Lukács selbst hat später diese idealistische Überhöhung des Proletariats als sich seiner selbst bewußt werdendes „identisches Subjekt-Objekt der Menschheitsgeschichte“ zurecht als ein „Überhegeln Hegels“ bezeichnet, als eine „Konstruktion, die an kühner gedanklicher Erhebung über die Wirklichkeit objektiv den Meister selbst zu übertreffen beabsichtigt.“17

Jedoch auch wenn dieser utopisch – idealistische Grundzug unverkennbar ist: Geschichte und Klassenbewußtsein ist allemal ein lehrreiches Buch. Insbesondere die Aufhellung der Strukturbeziehungen zwischen der idealistischen Dialektik Hegels und der materialistischen – „auf die Füße gestellten“ -Dialektik im Marxschen Denken sowie die auf außerordentlich hohem Niveau durchgeführte kritische Analyse der bürgerlichen Philosophie und deren Beziehungen zum Phänomen der Verdinglichung in der kapitalistischen Warengesellschaft18 machen es auch heute noch lesenswert.

Politisches Scheitern und Rückzug in die ästhetische Theorie

1924 wird Lukács gemeinsam mit anderen „Linksabweichlern“ (u.a. Korsch und Bordiga) auf dem V. Weltkongreß der Komintern scharf kritisiert und muß sich von Geschichte und Klassenbewußtsein öffentlich distanzieren. Gleichwohl gehört er weiterhin zum Führungskreis der illegalen KPU in Wien. Hier steht er schon seit Anfang der 20er Jahre in Opposition zum Sinowjew-Zögling Bela Kun und gehört zur Fraktion um den ehemaligen Linkssozialdemokraten Jenö Landler, der in der ungarischen Räterepublik Volkskommissar des Innern gewesen war. 1924/25 kommt es über der Frage der Haltung zu den Gewerkschaften faktisch zur Spaltung der Partei. Als Kun und seine Leute irrsinnigerweise die Verweigerung der Gewerkschaftsbeiträge verlangen, weil diese den sozialdemokratischen Parteibeitrag mit einschließen19 (was praktisch einem Selbstmord der illegal arbeitenden ungarischen Kommunisten gleichgekommen wäre) treten Landler und Lukács aus dem ZK zurück. Da bereits zuvor die Beziehungen zum linken Flügel der SPÖ intensiviert worden sind, erscheint nun jedoch die Gründung einer neuen Partei möglich: Die Ungarische Sozialistische Arbeiterpartei (USAP) solldie strategische Aufgabe bewältigen, in Ungarn nach dem Sturz der Horthy-Diktatur die Demokratie und die Republik wiederherzustellen. Da Landler 1928 stirbt, fällt Lukács die Aufgabe zu, dafür einen Programmentwurf zu schreiben.

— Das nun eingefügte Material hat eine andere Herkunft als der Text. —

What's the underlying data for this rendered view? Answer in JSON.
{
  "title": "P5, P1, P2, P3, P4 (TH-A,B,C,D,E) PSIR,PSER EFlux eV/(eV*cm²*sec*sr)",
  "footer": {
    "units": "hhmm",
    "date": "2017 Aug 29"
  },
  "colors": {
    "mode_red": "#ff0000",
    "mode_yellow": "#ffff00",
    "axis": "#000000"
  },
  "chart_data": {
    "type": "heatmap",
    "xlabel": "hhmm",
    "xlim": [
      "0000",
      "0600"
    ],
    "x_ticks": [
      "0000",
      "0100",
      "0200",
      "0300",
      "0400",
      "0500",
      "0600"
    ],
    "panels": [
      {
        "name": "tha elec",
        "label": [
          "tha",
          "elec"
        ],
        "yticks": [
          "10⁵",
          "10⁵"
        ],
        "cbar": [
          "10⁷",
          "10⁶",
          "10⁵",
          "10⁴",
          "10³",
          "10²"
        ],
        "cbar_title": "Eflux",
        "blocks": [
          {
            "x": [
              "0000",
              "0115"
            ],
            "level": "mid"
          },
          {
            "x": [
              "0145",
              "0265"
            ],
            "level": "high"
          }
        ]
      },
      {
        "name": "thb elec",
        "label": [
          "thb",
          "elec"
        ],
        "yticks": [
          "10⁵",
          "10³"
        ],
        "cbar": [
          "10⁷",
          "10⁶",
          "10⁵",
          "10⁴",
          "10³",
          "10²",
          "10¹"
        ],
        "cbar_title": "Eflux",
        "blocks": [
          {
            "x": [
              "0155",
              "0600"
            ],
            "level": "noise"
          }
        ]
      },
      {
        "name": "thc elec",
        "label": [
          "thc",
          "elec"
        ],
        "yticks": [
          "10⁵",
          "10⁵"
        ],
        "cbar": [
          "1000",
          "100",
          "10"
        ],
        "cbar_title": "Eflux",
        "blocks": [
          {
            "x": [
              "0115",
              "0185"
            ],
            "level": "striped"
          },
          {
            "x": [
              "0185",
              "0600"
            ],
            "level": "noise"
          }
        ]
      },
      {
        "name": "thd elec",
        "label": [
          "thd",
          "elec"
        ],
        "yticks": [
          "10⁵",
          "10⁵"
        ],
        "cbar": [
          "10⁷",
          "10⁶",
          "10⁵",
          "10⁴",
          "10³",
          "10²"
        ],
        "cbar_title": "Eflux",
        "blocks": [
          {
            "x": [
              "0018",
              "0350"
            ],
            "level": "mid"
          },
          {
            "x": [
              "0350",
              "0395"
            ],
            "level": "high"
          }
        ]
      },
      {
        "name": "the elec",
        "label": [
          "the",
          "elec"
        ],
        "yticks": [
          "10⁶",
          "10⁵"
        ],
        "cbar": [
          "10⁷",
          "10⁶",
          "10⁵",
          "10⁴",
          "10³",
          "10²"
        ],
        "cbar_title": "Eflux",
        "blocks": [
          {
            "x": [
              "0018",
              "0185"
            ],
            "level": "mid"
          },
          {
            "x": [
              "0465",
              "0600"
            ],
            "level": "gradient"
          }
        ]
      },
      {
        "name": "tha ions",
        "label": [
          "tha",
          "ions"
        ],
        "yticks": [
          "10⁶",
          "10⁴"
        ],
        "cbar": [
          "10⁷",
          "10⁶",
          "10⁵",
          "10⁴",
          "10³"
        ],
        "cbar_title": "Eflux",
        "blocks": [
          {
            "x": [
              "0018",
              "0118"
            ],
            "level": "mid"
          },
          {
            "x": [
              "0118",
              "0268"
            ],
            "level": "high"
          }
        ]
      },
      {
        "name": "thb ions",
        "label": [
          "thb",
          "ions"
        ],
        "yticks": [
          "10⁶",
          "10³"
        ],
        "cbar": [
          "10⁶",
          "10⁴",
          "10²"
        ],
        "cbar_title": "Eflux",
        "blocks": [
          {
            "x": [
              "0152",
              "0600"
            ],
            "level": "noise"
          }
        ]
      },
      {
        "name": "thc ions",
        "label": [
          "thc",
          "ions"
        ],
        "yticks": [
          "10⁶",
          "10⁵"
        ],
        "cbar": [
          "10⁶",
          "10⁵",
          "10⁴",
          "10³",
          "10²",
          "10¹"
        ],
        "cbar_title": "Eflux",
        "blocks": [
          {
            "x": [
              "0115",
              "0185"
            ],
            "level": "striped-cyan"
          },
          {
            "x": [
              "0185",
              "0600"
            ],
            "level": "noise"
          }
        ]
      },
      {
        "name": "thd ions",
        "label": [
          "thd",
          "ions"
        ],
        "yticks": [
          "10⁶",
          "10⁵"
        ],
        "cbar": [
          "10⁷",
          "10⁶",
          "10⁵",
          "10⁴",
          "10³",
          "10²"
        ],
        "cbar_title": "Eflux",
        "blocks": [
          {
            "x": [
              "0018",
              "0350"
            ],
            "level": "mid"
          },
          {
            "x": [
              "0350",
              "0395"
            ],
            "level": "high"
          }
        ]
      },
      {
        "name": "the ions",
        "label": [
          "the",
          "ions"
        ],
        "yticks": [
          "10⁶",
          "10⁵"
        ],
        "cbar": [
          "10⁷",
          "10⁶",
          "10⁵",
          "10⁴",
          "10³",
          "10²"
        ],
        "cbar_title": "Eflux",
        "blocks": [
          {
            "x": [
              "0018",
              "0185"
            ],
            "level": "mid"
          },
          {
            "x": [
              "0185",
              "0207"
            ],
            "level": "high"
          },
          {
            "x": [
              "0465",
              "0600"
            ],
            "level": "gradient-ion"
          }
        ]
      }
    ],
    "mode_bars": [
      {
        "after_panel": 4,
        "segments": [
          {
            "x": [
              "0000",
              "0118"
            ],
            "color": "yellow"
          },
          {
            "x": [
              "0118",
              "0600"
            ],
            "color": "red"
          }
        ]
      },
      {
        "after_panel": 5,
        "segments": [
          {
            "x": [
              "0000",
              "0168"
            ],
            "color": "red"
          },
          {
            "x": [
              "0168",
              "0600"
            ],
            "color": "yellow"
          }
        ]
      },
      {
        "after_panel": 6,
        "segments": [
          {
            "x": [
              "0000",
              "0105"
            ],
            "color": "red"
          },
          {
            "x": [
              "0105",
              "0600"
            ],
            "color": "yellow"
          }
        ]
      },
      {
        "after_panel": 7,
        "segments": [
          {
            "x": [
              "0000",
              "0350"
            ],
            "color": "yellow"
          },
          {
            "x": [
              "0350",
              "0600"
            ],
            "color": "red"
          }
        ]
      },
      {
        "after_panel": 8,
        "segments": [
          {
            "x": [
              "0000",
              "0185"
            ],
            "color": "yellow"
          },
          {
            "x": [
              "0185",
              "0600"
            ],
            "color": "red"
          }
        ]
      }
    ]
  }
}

Das Programm der „Demokratischen Diktatur“ ist das Kernstück der sogenannten Blum-Thesen (Blum war sein Pseudonym in der Wiener Illegalität), die Lukács 1928 zur Vorbereitung des II Parteitages der KPU verfaßt. Im Gegensatz zum Kun-Flügel, der an der Diktatur des Proletariats festhält, propagieren die Blum Thesen „die vollkommene Verwirklichung der bürgerlichen Demokratie“, welche die „Möglichkeit“ darstelle, „jene organisatorischen Formen zu schaffen, durch deren Hilfe die breiten Massen der Arbeiter ihre Interessen der Bourgeoisie gegenüber zur Geltung bringen“20 Als das Exekutivkomitee der Komintern daraufhin einen offenen Brief21 veröffentlicht, in dem – schon ganz im stalinistischen Duktus des Kampfes gegen den „Sozialfaschismus“ – die Unvereinbarkeit der Thesen mit dem Bolschewismus, Liquidatorentum, bürgerlicher Reformismus und Anpassung an die Sozialdemokratie kritisiert wird, muß sich Lukács erneut von sich selbst distanzieren, um nicht aus der Partei ausgeschlossen zu werden. Es entbehrt nicht eines gewissen – für Lukács typischen – Zynismus, wenn er diese Selbstkritik 1967 als „Eintrittkarte“ bezeichnet, um sich am „Kampf gegen den nahenden Faschismus aktiv zu beteiligen“22. Die Konsequenz war für ihn jedoch klar: Rückzug aus der aktiven Politik, um sich nun ganz auf die theoretische Arbeit zu konzentrieren. Freilich hatte er mit den Blum – Thesen eine politische Plattform formuliert, die von nun an „den Leitfaden“ für seine „weitere theoretische wie praktische Tätigkeit abgab“23.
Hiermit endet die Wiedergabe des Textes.